You wait, she said. They’ve been building up to this. It’s you and me up against the wall, baby. She was quoting an expression of my mother’s, but she wasn’t intending to be funny.
Laws are brought in overnight which forbid women from working, holding a bank account, owning property or being gay. Their lives are now restricted to the merest of functions, but the book posits an interesting theory: that taking away women’s freedom has created a safer, more comfortable, world for them:
We’ve given them [women] more than we’ve taken away, said the Commander. Think of the trouble they had before. Don’t you remember the singles’ bars, the indignity of high school blind dates? The meat market. Don’t you remember the terrible gap between the ones who could get a man easily and the one’s who couldn’t? Some of them were desperate, they starved themselves thin or pumped their breasts full of silicone, had their noses cut off.
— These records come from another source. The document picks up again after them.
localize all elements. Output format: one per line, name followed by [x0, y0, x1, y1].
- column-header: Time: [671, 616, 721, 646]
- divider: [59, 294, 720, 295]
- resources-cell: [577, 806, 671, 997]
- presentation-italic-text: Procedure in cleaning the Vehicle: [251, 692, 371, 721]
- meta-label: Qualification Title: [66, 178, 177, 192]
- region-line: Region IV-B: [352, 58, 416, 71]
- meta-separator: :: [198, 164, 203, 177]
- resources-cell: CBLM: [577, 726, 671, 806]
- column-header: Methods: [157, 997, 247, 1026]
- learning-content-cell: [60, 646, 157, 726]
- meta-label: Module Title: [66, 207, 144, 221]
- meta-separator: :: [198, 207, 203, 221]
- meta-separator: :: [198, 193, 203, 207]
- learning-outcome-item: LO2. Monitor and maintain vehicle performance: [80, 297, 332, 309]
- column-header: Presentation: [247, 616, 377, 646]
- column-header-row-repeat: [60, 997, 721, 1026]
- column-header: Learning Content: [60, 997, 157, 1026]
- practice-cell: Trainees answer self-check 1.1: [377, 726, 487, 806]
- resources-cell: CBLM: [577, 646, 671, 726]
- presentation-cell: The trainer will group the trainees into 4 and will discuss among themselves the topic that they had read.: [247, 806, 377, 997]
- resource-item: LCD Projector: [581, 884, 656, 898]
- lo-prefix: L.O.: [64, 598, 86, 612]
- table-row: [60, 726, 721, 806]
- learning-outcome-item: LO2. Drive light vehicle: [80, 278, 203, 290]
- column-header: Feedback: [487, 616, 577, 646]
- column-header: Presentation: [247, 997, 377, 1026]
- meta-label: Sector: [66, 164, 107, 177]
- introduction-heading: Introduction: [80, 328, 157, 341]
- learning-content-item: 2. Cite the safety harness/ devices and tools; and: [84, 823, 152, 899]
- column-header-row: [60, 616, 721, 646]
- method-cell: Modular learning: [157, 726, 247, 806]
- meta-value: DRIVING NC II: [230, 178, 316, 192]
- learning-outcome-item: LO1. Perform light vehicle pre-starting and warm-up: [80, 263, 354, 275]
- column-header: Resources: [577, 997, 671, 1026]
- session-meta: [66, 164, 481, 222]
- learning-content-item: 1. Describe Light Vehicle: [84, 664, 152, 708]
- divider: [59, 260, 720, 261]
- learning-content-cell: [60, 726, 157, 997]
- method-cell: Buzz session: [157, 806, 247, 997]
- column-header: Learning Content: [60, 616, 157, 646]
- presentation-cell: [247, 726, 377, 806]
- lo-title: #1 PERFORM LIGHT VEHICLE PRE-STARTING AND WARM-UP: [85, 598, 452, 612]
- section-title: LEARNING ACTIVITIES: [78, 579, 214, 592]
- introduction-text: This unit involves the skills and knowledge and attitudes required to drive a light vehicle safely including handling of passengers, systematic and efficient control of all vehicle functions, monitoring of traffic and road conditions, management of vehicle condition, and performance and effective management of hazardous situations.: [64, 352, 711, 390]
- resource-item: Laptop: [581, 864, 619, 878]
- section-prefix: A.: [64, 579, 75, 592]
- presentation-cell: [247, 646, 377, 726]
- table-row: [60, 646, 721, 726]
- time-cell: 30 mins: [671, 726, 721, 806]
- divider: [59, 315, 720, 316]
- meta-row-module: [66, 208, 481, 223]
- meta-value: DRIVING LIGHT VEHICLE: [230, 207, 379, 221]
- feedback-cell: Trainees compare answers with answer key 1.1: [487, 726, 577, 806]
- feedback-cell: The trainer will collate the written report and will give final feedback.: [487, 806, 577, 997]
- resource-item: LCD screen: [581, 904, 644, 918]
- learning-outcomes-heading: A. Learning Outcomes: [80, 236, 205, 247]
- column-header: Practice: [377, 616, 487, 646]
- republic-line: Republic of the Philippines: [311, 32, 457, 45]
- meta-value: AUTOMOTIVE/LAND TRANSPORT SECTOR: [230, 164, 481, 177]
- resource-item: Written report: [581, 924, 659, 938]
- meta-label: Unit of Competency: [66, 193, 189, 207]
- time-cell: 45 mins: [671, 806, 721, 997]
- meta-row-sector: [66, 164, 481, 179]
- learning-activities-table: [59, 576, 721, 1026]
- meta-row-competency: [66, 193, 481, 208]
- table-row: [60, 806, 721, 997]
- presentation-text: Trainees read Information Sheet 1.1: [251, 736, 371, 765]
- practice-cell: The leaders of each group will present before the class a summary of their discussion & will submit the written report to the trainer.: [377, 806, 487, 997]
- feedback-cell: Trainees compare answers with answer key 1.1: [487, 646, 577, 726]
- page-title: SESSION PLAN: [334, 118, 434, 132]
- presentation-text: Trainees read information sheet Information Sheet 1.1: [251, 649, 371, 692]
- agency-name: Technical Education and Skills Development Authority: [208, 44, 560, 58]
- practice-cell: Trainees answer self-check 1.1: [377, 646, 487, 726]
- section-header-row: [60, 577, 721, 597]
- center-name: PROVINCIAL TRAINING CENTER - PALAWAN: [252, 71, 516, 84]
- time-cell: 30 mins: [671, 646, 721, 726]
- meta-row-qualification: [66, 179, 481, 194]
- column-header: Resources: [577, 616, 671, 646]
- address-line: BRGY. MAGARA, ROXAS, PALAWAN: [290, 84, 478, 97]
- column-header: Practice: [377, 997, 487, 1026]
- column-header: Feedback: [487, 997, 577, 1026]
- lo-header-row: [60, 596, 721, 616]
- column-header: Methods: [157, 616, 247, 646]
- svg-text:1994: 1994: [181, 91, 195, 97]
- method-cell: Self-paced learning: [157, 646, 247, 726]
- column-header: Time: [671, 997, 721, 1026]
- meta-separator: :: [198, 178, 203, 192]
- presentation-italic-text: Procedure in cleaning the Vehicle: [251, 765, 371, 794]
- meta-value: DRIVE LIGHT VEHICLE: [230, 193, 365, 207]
Think of the human misery.
I won’t elaborate further on the plot, but let’s just say the book makes for uncomfortable reading (the TV series, or the few episodes that I have viewed so far, are even more uncomfortable), but it’s an impressive, thought-provoking story that poses the question, what if…? What if rules restricting our freedom were brought in overnight? What if everything we take for granted now was taken away from us? What if we — and when I say “we”, I essentially mean white Western women for that is who this book is aimed at — could no longer earn money, be educated, lead independent lives?
There’s no denying that reading this book in the current political climate it’s hard not to see echoes of Trump’s America and the “new normal” in it — by which I mean it’s a prescient warning about how quickly things can change and new regimes/eras can be ushered in before we’ve had a chance to realise what’s happening.
Interestingly, for a novel that’s written in such a coolly detached voice and with little or no dialogue in it, it is a highly engaging read. I can understand why The Handmaid’s Tale is a modern classic; it’s influenced many books that have followed, not the least Charlotte Wood’s The Natural Way of Things, which makes a nice companion piece to this one.
But even so, I felt slightly too old for this story to have too much of an impact on me: if I’d read it, say, in my twenties, I think its power might have resonated with me more. That said, it’s a terrific, albeit horrific, read.